The hearings produced surprises and headlines. The director of the Department of Taxation disclosed that no audits had been conducted during the previous two years to determine if mines had been truthful about the taxes they owed. He resigned the next day. We also discovered that deductions had been greatly expanded by the Tax Commission over the objection of Tax Department staff and against the advice of the attorney general. Legislators, reporters and constituents started to realize how little mining actually contributed to the state's general fund.

That same session, I sponsored a bill to remove the statute that allowed mining corporations to take land from private property owners through eminent domain. One leading lobbyist told a reporter I was an “eco terrorist” in an effort to discredit me, but it backfired on him when she printed his comments.
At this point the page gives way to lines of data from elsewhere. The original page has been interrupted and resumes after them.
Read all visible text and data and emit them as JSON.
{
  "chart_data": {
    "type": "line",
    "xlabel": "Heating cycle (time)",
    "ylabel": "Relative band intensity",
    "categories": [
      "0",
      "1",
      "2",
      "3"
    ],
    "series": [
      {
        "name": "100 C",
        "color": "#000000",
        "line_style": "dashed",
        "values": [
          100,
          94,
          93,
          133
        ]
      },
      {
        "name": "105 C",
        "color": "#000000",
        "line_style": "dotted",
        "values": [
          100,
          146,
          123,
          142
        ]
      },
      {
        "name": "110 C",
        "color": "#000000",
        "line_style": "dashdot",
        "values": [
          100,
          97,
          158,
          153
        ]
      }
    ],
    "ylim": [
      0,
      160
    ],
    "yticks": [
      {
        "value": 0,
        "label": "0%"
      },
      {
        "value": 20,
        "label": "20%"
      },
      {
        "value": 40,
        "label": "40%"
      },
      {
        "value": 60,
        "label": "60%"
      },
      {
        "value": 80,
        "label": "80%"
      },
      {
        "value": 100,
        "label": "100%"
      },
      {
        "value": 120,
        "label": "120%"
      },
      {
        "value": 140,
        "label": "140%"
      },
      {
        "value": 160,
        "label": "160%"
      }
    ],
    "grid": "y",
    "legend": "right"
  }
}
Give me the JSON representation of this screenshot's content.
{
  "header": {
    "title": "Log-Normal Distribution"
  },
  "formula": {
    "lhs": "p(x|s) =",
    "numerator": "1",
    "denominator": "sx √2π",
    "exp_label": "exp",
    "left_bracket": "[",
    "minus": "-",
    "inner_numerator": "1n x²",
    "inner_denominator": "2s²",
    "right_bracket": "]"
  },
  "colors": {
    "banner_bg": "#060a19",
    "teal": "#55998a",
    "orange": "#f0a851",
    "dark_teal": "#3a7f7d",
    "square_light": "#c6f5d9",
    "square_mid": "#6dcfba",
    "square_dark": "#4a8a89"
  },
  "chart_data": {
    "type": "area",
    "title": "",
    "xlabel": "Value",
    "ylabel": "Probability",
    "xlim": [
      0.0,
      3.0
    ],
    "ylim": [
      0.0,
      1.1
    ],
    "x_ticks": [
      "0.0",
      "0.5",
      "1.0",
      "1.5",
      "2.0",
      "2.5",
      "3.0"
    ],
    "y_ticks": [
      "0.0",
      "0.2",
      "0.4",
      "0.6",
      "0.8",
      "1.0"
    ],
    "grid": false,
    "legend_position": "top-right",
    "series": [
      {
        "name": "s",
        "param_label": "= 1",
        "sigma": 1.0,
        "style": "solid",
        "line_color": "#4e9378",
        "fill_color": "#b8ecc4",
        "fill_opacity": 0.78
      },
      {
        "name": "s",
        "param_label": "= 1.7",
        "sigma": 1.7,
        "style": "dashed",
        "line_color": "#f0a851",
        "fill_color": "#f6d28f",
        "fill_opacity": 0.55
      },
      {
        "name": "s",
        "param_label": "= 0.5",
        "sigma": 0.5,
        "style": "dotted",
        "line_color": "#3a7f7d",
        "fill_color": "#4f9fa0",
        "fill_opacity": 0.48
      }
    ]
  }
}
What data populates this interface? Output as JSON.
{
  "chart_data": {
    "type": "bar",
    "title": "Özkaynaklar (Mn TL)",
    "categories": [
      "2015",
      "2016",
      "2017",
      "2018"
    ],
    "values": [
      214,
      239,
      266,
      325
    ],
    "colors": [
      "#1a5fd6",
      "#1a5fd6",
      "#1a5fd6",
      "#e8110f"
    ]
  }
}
To mining's surprise, the bill was an easy sell to my colleagues and ultimately there were only two votes to continue mining's power of eminent domain, both from Elko County's representatives.

Predictably, in the 2012 campaign, mining did everything they could to defeat me. They and the Koch brothers financed an unprecedented negative mail campaign, including one mailer that superimposed my face on a fire dancer (don't ask). I lost that race by 266 votes.

But SJR 15 lived on—Governor Gibbons could not veto it—and it was approved by the Legislature again in 2013. It then became Question 2 on the 2014 ballot, a stunningly bad turnout year for Democrats who watched in anguish as Republicans swept the constitutional offices and both houses of the Legislature. Even with the unprecedented dismal turnout, Question 2 only lost by six-tenths of one percent.

And now we're back in a boom gold cycle. According to the Environmental Protection Agency, mining continues to be the number-one toxic polluter of our land, air and water. And the industry is even more stingy about contributing its fair share of taxes, with companies preferring to tout all their charitable donations as if that were a suitable substitute. The Nevada Current's Hugh Jackson notes, “of the $7.8 billion worth of minerals produced in 2018, a paltry six-tenths of 1 percent ended up in the state's general fund …” Jackson points out that seven of the 28 producing mines in Nevada paid nothing at all in 2018, as in zero.

Legislators, the ball is back in your court. You can lead, or you can turn your back on a substantial source of revenue to fund education, mental health and public transportation. Yes, mining will retaliate by cutting off your large campaign checks—and they'll threaten your caucus colleagues, too. Their lobbyists will trash your reputation and question your intelligence. You might lose your next election.

Or you could change the trajectory of Nevada's history forever.